* (out of four)
DIRECTED BY Richie Keen
STARS Ice Cube, Charlie Day
- Charlie Day and Ice Cube in Fist Fight (Photo: Warner)
The appointment of the monstrous Betsy DeVos as Secretary of Education is the worst thing that could possibly have happened to the U.S. school system, but placing a very distant second would probably be the release of Fist Fight.
Aggressive in its insistence on being as awful as possible, this flagrantly unfunny film centers on the conflict brewing between two teachers at a high school where the students spend more time masturbating in the bathroom stalls and drawing penises on the blackboards than in cracking open textbooks. Mr. Strickland (Ice Cube) is the scariest teacher on the premises, while Andy Campbell (Charlie Day) is the wimpiest.
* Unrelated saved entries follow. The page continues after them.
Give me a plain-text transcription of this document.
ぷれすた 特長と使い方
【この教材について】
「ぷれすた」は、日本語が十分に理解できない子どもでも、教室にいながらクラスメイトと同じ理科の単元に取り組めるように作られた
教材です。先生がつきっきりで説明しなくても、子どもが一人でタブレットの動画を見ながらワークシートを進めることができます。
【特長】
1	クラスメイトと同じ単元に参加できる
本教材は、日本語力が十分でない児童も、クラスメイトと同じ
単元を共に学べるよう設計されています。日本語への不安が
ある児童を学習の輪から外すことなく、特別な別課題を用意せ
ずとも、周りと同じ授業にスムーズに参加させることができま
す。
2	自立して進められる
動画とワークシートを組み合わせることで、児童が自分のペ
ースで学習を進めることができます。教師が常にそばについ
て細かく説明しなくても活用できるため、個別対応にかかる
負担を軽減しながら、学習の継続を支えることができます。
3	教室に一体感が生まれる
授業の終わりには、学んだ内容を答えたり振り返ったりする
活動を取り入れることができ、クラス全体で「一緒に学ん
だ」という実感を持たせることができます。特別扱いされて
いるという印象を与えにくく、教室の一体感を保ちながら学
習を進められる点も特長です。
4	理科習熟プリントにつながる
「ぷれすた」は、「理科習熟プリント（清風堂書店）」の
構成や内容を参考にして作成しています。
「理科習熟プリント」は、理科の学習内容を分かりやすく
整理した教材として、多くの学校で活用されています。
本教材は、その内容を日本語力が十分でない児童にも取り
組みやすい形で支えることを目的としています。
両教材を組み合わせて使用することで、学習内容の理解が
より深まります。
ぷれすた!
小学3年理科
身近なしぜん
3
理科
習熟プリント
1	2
After Andy snitches on Strickland in regards to an altercation with a student (an ax was involved), the latter educator finds himself without a job. Angered, he challenges Andy to fisticuffs immediately after the school day ends.
The remainder of Fist Fight involves Andy doing everything in his power to get out of the fight, including bribing a student to lie about the ax blow incident and planting drugs in Strickland’s satchel. Along the way, he receives poor advice from a fellow teacher (tedious Jillian Bell) who’s obsessed with sleeping with students and the coach (Tracy Morgan) who’s obsessed with sleeping with the students’ moms. Compounding Andy’s stress is the fact that his wife (JoAnna Garcia Swisher) is set to give birth at any moment and his daughter (Alexa Nisenson) has a musical competition that he simply cannot miss.
Ice Cube is a reliable screen presence, but he can do nothing with a film as utterly devoid of entertainment value as this one. Day, generally an acquired taste anyway, is insufferable as the whining teacher, and it’s hard not to root for Strickland to beat the living hell out of Andy. And when he’s through, maybe he can go after this rancid film’s creators as well.